- Poster advertising Four Days in December
- Genre: Jazz, Free jazz
- Dates: December 28–31, 1964
- Location(s): 165 West 57th Street, New York City
- Years active: 1964
- Founders: Jazz Composers Guild
- Attendance: 750

= Four Days in December =

Jazz festival in NYC in 1964

Four Days in December (also listed as 4 Days in December) was a four-day festival of new jazz music that took place at Judson Hall in New York City. Sponsored by the Jazz Composers Guild, it occurred from December 28–31, 1964, and was the group's most visible event. Along with the October Revolution in Jazz, held two months prior and organized by Bill Dixon, it led to a sense of optimism regarding the possibility of producing concerts via non-traditional means.

==Background==
Following the success of the October Revolution and the subsequent formation of the Jazz Composers Guild, the group sponsored a series of concerts featuring the Sun Ra Arkestra, the Roswell Rudd-John Tchicai Quartet (later renamed the New York Art Quartet), the Paul Bley Quintet, the Alan Silva Quartet, the Cecil Taylor Unit, the Bill Dixon Sextette, the Free Form Improvisation Ensemble, and the Archie Shepp Septette, at various locations.

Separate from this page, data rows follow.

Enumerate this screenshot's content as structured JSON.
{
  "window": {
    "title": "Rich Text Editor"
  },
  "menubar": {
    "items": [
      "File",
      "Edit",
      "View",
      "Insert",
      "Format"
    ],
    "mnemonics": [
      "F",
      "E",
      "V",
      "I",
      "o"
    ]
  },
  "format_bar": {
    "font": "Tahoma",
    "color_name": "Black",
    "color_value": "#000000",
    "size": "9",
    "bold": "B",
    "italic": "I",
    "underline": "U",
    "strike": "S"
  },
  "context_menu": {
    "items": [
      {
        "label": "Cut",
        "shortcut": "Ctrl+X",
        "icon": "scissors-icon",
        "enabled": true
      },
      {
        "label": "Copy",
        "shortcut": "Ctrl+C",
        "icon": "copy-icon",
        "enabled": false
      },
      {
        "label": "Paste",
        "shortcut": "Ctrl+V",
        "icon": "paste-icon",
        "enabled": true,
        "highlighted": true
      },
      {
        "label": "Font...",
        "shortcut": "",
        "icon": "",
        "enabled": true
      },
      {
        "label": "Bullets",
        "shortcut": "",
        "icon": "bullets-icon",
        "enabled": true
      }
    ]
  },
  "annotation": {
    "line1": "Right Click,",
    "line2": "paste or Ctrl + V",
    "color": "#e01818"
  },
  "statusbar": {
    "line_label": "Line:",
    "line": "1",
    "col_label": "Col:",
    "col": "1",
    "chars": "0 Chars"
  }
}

One of these concerts, called the "Pre-Halloween Jazz Party," ran from 9:00 p.m. – 6:00 a.m. on October 30–31 and was put on "to raise funds to provide a permanent home for the Guild."

According to Bill Dixon, the December concert series, which featured two groups each evening, was put together on a very tight budget. He reflected: "We didn't have any money... I got a bunch of newspapers and showed everyone how to make signs with magic marker, and from 91st Street down to 57th Street, we put them up in every damn subway station there was." Dixon was also able to purchase small advertisements in The Village Voice, The New York Times, and DownBeat. Advance tickets were sold at the Sam Goody and Jazz Record Center stores, as well as the apartment of trombonist Roswell Rudd, and could be purchased for two dollars.

==Event schedule==
The following performers appeared at the event:

===December 28, 1964 (Monday)===
- Cecil Taylor Unit with Jimmy Lyons, Michael Mantler, Buell Neidlinger, and Andrew Cyrille
- Bill Dixon Quintet with Robin Kenyatta, Bob Ralston, Reggie Johnson, and Rashied Ali

===December 29, 1964 (Tuesday)===
- Paul Bley Quintet with Marshall Allen, Manny Smith, Eddie Gómez, and Milford Graves
- Jazz Composers' Guild Orchestra with Michael Mantler, Willie Ruff, Roswell Rudd, Steve Lacy, Jimmy Lyons, John Tchicai, Archie Shepp, Fred Pirtle, Eddie Gómez, Paul Bley, and Milford Graves

===December 30, 1964 (Wednesday)===
- Free Form Improvisation Ensemble with John Winter, Gary William Friedman, Burton Greene, Alan Silva, and Clarence Walker
- Archie Shepp Sextet with Charles Tolliver, Benny Jacobs-El, Marion Brown, Reggie Johnson, and Roger Blank

===December 31, 1964 (Thursday)===
- Sun Ra Arkestra with Chris Capers, Al Evans, Teddy Nance, Bernard Pettaway, Black Harold, Marshall Allen, Danny Davis, Pharoah Sanders, Pat Patrick, Ronnie Boykins, Alan Silva, Clifford Jarvis, Jimhmi Johnson, and Art Jenkins
- Roswell Rudd-John Tchicai Quartet with Don Moore and Milford Graves

==Reception and impact==
Bill Dixon recalled that "On the opening night, you couldn't get in!" Approximately 300 people attended the first concert, while the remaining concerts each drew about 150. Press coverage was unusually extensive for such an event, and reviewers included John S. Wilson of The New York Times, Don Heckman of DownBeat, A. B. Spellman of The Nation, and Whitney Balliett of The New Yorker. Following the success of the concert series, the Jazz Composers Guild continued to present live music at the Contemporary Center, a loft space above the Village Vanguard on Seventh Avenue.

==Recordings==
Dixon hired recording engineer Jerry Newman to tape the performances; however, only some of the recordings were released to the public. Carla Bley's first large-scale composition, titled "Roast," was premiered at the December 29 concert, and was included on the 1965 Jazz Composers Orchestra release Communication. The New York Art Quartet album Call It Art, issued in 2013, features five tracks recorded at the December 31 event. Sun Ra's portion of the December 31 concert was included on the 2012 Pharoah Sanders album In the Beginning 1963–1964.